Drei Jahre, keine Plattform: Der Senat kommt bei Low-Code nicht voran
Während mittels generativer KI ganze Anwendungen in wenigen Tagen entwickelt werden, schafft der Senat es seit drei Jahren nicht, eine einheitliche Low-Code-Plattform einzuführen. Trotz der Beteiligung an einer interföderalen Ausschreibung verschläft der Senat, seinen Verwaltungsmitarbeiter*innen ein Tool an die Hand zu geben, um schnell kleine Lösungen zu entwickeln, die Probleme lösen und Prozesse automatisieren können. Ein neuer Bericht im Haushaltsausschuss (rote Nr. 2655 AD) zeigt, dass trotz einer gemeinsamen Ausschreibung mit dem Bund immer noch nicht feststeht, welche Low-Code-Plattformen eingesetzt werden sollen. Von drei Plattformen hat sich der Senat nicht einmal auf die erste verständigt.
Eine Low-Code-Plattform bietet eine einfache visuelle Entwicklungsumgebung, in der Anwendungen per Drag-and-Drop erstellt werden können. Sie stellt oft eine Reihe von Vorlagen und Templates zur Verfügung, die bereits vorkonfiguriert sind und bestimmte Funktionen abdecken. Damit können Anwendungen schneller entwickelt werden und es entsteht ein agiles und effizientes Vorgehen bei der Digitalisierung von Verwaltungsprozessen.
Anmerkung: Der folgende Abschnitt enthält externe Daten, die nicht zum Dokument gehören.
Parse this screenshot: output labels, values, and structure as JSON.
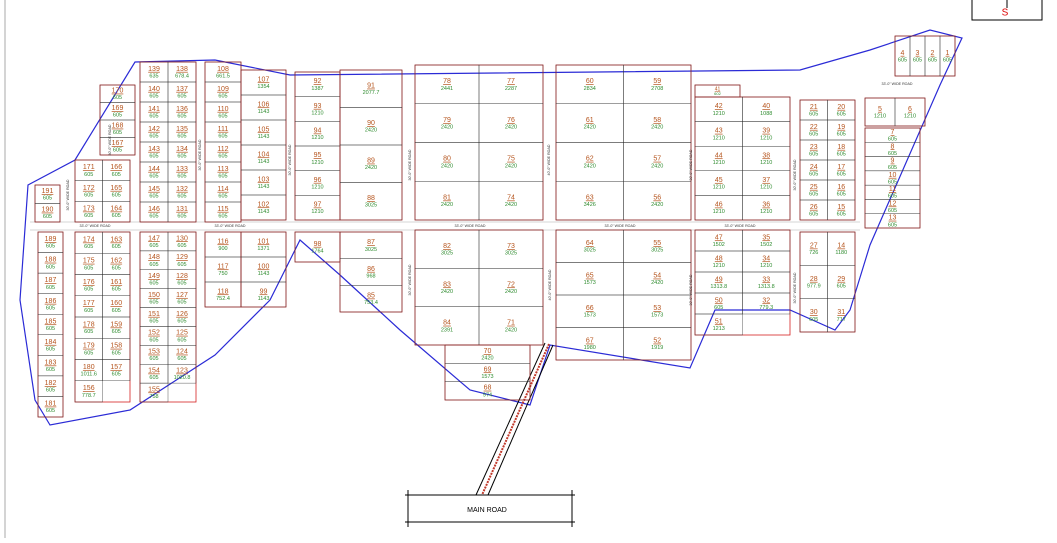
{
  "north": "S",
  "main_road": "MAIN ROAD",
  "road_labels": [
    "33'-0\" WIDE ROAD",
    "33'-0\" WIDE ROAD",
    "33'-0\" WIDE ROAD",
    "33'-0\" WIDE ROAD",
    "33'-0\" WIDE ROAD",
    "33'-0\" WIDE ROAD",
    "30'-0\" WIDE ROAD",
    "30'-0\" WIDE ROAD",
    "30'-0\" WIDE ROAD",
    "30'-0\" WIDE ROAD",
    "30'-0\" WIDE ROAD",
    "40'-0\" WIDE ROAD",
    "30'-0\" WIDE ROAD",
    "30'-0\" WIDE ROAD",
    "30'-0\" WIDE ROAD",
    "40'-0\" WIDE ROAD",
    "30'-0\" WIDE ROAD",
    "30'-0\" WIDE ROAD"
  ],
  "blocks": [
    {
      "plots": [
        {
          "no": "139",
          "area": "635"
        },
        {
          "no": "138",
          "area": "678.4"
        },
        {
          "no": "140",
          "area": "605"
        },
        {
          "no": "137",
          "area": "605"
        },
        {
          "no": "141",
          "area": "605"
        },
        {
          "no": "136",
          "area": "605"
        },
        {
          "no": "142",
          "area": "605"
        },
        {
          "no": "135",
          "area": "605"
        },
        {
          "no": "143",
          "area": "605"
        },
        {
          "no": "134",
          "area": "605"
        },
        {
          "no": "144",
          "area": "605"
        },
        {
          "no": "133",
          "area": "605"
        },
        {
          "no": "145",
          "area": "605"
        },
        {
          "no": "132",
          "area": "605"
        },
        {
          "no": "146",
          "area": "605"
        },
        {
          "no": "131",
          "area": "605"
        }
      ]
    },
    {
      "plots": [
        {
          "no": "147",
          "area": "605"
        },
        {
          "no": "130",
          "area": "605"
        },
        {
          "no": "148",
          "area": "605"
        },
        {
          "no": "129",
          "area": "605"
        },
        {
          "no": "149",
          "area": "605"
        },
        {
          "no": "128",
          "area": "605"
        },
        {
          "no": "150",
          "area": "605"
        },
        {
          "no": "127",
          "area": "605"
        },
        {
          "no": "151",
          "area": "605"
        },
        {
          "no": "126",
          "area": "605"
        },
        {
          "no": "152",
          "area": "605"
        },
        {
          "no": "125",
          "area": "605"
        },
        {
          "no": "153",
          "area": "605"
        },
        {
          "no": "124",
          "area": "605"
        },
        {
          "no": "154",
          "area": "605"
        },
        {
          "no": "123",
          "area": "1020.8"
        },
        {
          "no": "155",
          "area": "758"
        }
      ]
    },
    {
      "plots": [
        {
          "no": "108",
          "area": "661.5"
        },
        {
          "no": "109",
          "area": "605"
        },
        {
          "no": "110",
          "area": "605"
        },
        {
          "no": "111",
          "area": "605"
        },
        {
          "no": "112",
          "area": "605"
        },
        {
          "no": "113",
          "area": "605"
        },
        {
          "no": "114",
          "area": "605"
        },
        {
          "no": "115",
          "area": "605"
        }
      ]
    },
    {
      "plots": [
        {
          "no": "116",
          "area": "900"
        },
        {
          "no": "117",
          "area": "750"
        },
        {
          "no": "118",
          "area": "752.4"
        }
      ]
    },
    {
      "plots": [
        {
          "no": "107",
          "area": "1354"
        },
        {
          "no": "106",
          "area": "1143"
        },
        {
          "no": "105",
          "area": "1143"
        },
        {
          "no": "104",
          "area": "1143"
        },
        {
          "no": "103",
          "area": "1143"
        },
        {
          "no": "102",
          "area": "1143"
        }
      ]
    },
    {
      "plots": [
        {
          "no": "101",
          "area": "1371"
        },
        {
          "no": "100",
          "area": "1143"
        },
        {
          "no": "99",
          "area": "1143"
        }
      ]
    },
    {
      "plots": [
        {
          "no": "92",
          "area": "1387"
        },
        {
          "no": "93",
          "area": "1210"
        },
        {
          "no": "94",
          "area": "1210"
        },
        {
          "no": "95",
          "area": "1210"
        },
        {
          "no": "96",
          "area": "1210"
        },
        {
          "no": "97",
          "area": "1210"
        }
      ]
    },
    {
      "plots": [
        {
          "no": "98",
          "area": "1764"
        }
      ]
    },
    {
      "plots": [
        {
          "no": "91",
          "area": "2077.7"
        },
        {
          "no": "90",
          "area": "2420"
        },
        {
          "no": "89",
          "area": "2420"
        },
        {
          "no": "88",
          "area": "3025"
        }
      ]
    },
    {
      "plots": [
        {
          "no": "87",
          "area": "3025"
        },
        {
          "no": "86",
          "area": "968"
        },
        {
          "no": "85",
          "area": "753.4"
        }
      ]
    },
    {
      "plots": [
        {
          "no": "78",
          "area": "2441"
        },
        {
          "no": "77",
          "area": "2287"
        },
        {
          "no": "79",
          "area": "2420"
        },
        {
          "no": "76",
          "area": "2420"
        },
        {
          "no": "80",
          "area": "2420"
        },
        {
          "no": "75",
          "area": "2420"
        },
        {
          "no": "81",
          "area": "2420"
        },
        {
          "no": "74",
          "area": "2420"
        }
      ]
    },
    {
      "plots": [
        {
          "no": "82",
          "area": "3025"
        },
        {
          "no": "73",
          "area": "3025"
        },
        {
          "no": "83",
          "area": "2420"
        },
        {
          "no": "72",
          "area": "2420"
        },
        {
          "no": "84",
          "area": "2391"
        },
        {
          "no": "71",
          "area": "2420"
        }
      ]
    },
    {
      "plots": [
        {
          "no": "70",
          "area": "2420"
        },
        {
          "no": "69",
          "area": "1573"
        },
        {
          "no": "68",
          "area": "974"
        }
      ]
    },
    {
      "plots": [
        {
          "no": "60",
          "area": "2834"
        },
        {
          "no": "59",
          "area": "2708"
        },
        {
          "no": "61",
          "area": "2420"
        },
        {
          "no": "58",
          "area": "2420"
        },
        {
          "no": "62",
          "area": "2420"
        },
        {
          "no": "57",
          "area": "2420"
        },
        {
          "no": "63",
          "area": "3426"
        },
        {
          "no": "56",
          "area": "2420"
        }
      ]
    },
    {
      "plots": [
        {
          "no": "64",
          "area": "3025"
        },
        {
          "no": "55",
          "area": "3025"
        },
        {
          "no": "65",
          "area": "1573"
        },
        {
          "no": "54",
          "area": "2420"
        },
        {
          "no": "66",
          "area": "1573"
        },
        {
          "no": "53",
          "area": "1573"
        },
        {
          "no": "67",
          "area": "1980"
        },
        {
          "no": "52",
          "area": "1919"
        }
      ]
    },
    {
      "plots": [
        {
          "no": "41",
          "area": "602"
        }
      ]
    },
    {
      "plots": [
        {
          "no": "42",
          "area": "1210"
        },
        {
          "no": "40",
          "area": "1088"
        },
        {
          "no": "43",
          "area": "1210"
        },
        {
          "no": "39",
          "area": "1210"
        },
        {
          "no": "44",
          "area": "1210"
        },
        {
          "no": "38",
          "area": "1210"
        },
        {
          "no": "45",
          "area": "1210"
        },
        {
          "no": "37",
          "area": "1210"
        },
        {
          "no": "46",
          "area": "1210"
        },
        {
          "no": "36",
          "area": "1210"
        }
      ]
    },
    {
      "plots": [
        {
          "no": "47",
          "area": "1502"
        },
        {
          "no": "35",
          "area": "1502"
        },
        {
          "no": "48",
          "area": "1210"
        },
        {
          "no": "34",
          "area": "1210"
        },
        {
          "no": "49",
          "area": "1313.8"
        },
        {
          "no": "33",
          "area": "1313.8"
        },
        {
          "no": "50",
          "area": "605"
        },
        {
          "no": "32",
          "area": "779.3"
        },
        {
          "no": "51",
          "area": "1213"
        }
      ]
    },
    {
      "plots": [
        {
          "no": "21",
          "area": "605"
        },
        {
          "no": "20",
          "area": "605"
        },
        {
          "no": "22",
          "area": "605"
        },
        {
          "no": "19",
          "area": "605"
        },
        {
          "no": "23",
          "area": "605"
        },
        {
          "no": "18",
          "area": "605"
        },
        {
          "no": "24",
          "area": "605"
        },
        {
          "no": "17",
          "area": "605"
        },
        {
          "no": "25",
          "area": "605"
        },
        {
          "no": "16",
          "area": "605"
        },
        {
          "no": "26",
          "area": "605"
        },
        {
          "no": "15",
          "area": "605"
        }
      ]
    },
    {
      "plots": [
        {
          "no": "27",
          "area": "726"
        },
        {
          "no": "14",
          "area": "1180"
        },
        {
          "no": "28",
          "area": "977.9"
        },
        {
          "no": "29",
          "area": "605"
        },
        {
          "no": "30",
          "area": "605"
        },
        {
          "no": "31",
          "area": "717"
        }
      ]
    },
    {
      "plots": [
        {
          "no": "4",
          "area": "605"
        },
        {
          "no": "3",
          "area": "605"
        },
        {
          "no": "2",
          "area": "605"
        },
        {
          "no": "1",
          "area": "605"
        }
      ]
    },
    {
      "plots": [
        {
          "no": "5",
          "area": "1210"
        },
        {
          "no": "6",
          "area": "1210"
        }
      ]
    },
    {
      "plots": [
        {
          "no": "7",
          "area": "605"
        },
        {
          "no": "8",
          "area": "605"
        },
        {
          "no": "9",
          "area": "605"
        },
        {
          "no": "10",
          "area": "605"
        },
        {
          "no": "11",
          "area": "605"
        },
        {
          "no": "12",
          "area": "605"
        },
        {
          "no": "13",
          "area": "605"
        }
      ]
    },
    {
      "plots": [
        {
          "no": "170",
          "area": "605"
        },
        {
          "no": "169",
          "area": "605"
        },
        {
          "no": "168",
          "area": "605"
        },
        {
          "no": "167",
          "area": "605"
        }
      ]
    },
    {
      "plots": [
        {
          "no": "171",
          "area": "605"
        },
        {
          "no": "166",
          "area": "605"
        },
        {
          "no": "172",
          "area": "605"
        },
        {
          "no": "165",
          "area": "605"
        },
        {
          "no": "173",
          "area": "605"
        },
        {
          "no": "164",
          "area": "605"
        }
      ]
    },
    {
      "plots": [
        {
          "no": "191",
          "area": "605"
        },
        {
          "no": "190",
          "area": "605"
        }
      ]
    },
    {
      "plots": [
        {
          "no": "174",
          "area": "605"
        },
        {
          "no": "163",
          "area": "605"
        },
        {
          "no": "175",
          "area": "605"
        },
        {
          "no": "162",
          "area": "605"
        },
        {
          "no": "176",
          "area": "605"
        },
        {
          "no": "161",
          "area": "605"
        },
        {
          "no": "177",
          "area": "605"
        },
        {
          "no": "160",
          "area": "605"
        },
        {
          "no": "178",
          "area": "605"
        },
        {
          "no": "159",
          "area": "605"
        },
        {
          "no": "179",
          "area": "605"
        },
        {
          "no": "158",
          "area": "605"
        },
        {
          "no": "180",
          "area": "1011.6"
        },
        {
          "no": "157",
          "area": "605"
        },
        {
          "no": "156",
          "area": "778.7"
        }
      ]
    },
    {
      "plots": [
        {
          "no": "189",
          "area": "605"
        },
        {
          "no": "188",
          "area": "605"
        },
        {
          "no": "187",
          "area": "605"
        },
        {
          "no": "186",
          "area": "605"
        },
        {
          "no": "185",
          "area": "605"
        },
        {
          "no": "184",
          "area": "605"
        },
        {
          "no": "183",
          "area": "605"
        },
        {
          "no": "182",
          "area": "605"
        },
        {
          "no": "181",
          "area": "605"
        }
      ]
    }
  ]
}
Durch die einfache Bedienung und den Verzicht auf umfangreiche Programmierung können Mitarbeiter*innen in der öffentlichen Verwaltung selbstständig digitale Lösungen entwickeln und diese anpassen.
Anfang 2023 gab der Senat bekannt, dass sich das Land Berlin an einer interföderalen Ausschreibung mit dem Bund und anderen Ländern beteiligt. Der Behördenspiegel berichtete im November 2025, dass die vier Low-Code-Lösungen bzw. Automatisierungsplattformen Appian, Pega, ServiceNow und OutSystems über einen Rahmenvertrag zur Verfügung stehen. Der Senat hatte bekannt gegeben, im ersten Quartal 2026 den ersten Meilenstein zu erreichen: die Entscheidung (Bericht 0386), welche Low-Code-Plattformen in Berlin eingesetzt werden. Im Juni gab der ehemalige CDO bekannt, das Projekt auf „on-hold” zu stellen. Grund war eine Abfrage der Senatsverwaltungen, welche Low-Code-Lösungen eingesetzt werden. Die Antworten fielen jedoch widersprüchlich aus und insgesamt lagen sechs unterschiedliche Berichte vor. Also großes Chaos.
Immerhin: Wenn eine Einigung über die erste von drei Lösungen erfolgt ist, soll der IT‑Dienstleister Berlin (ITDZ) beauftragt werden. Zu hoffen ist, dass das ITDZ von Anfang an eingebunden ist und es hier nicht noch zu weiteren Verzögerungen kommt.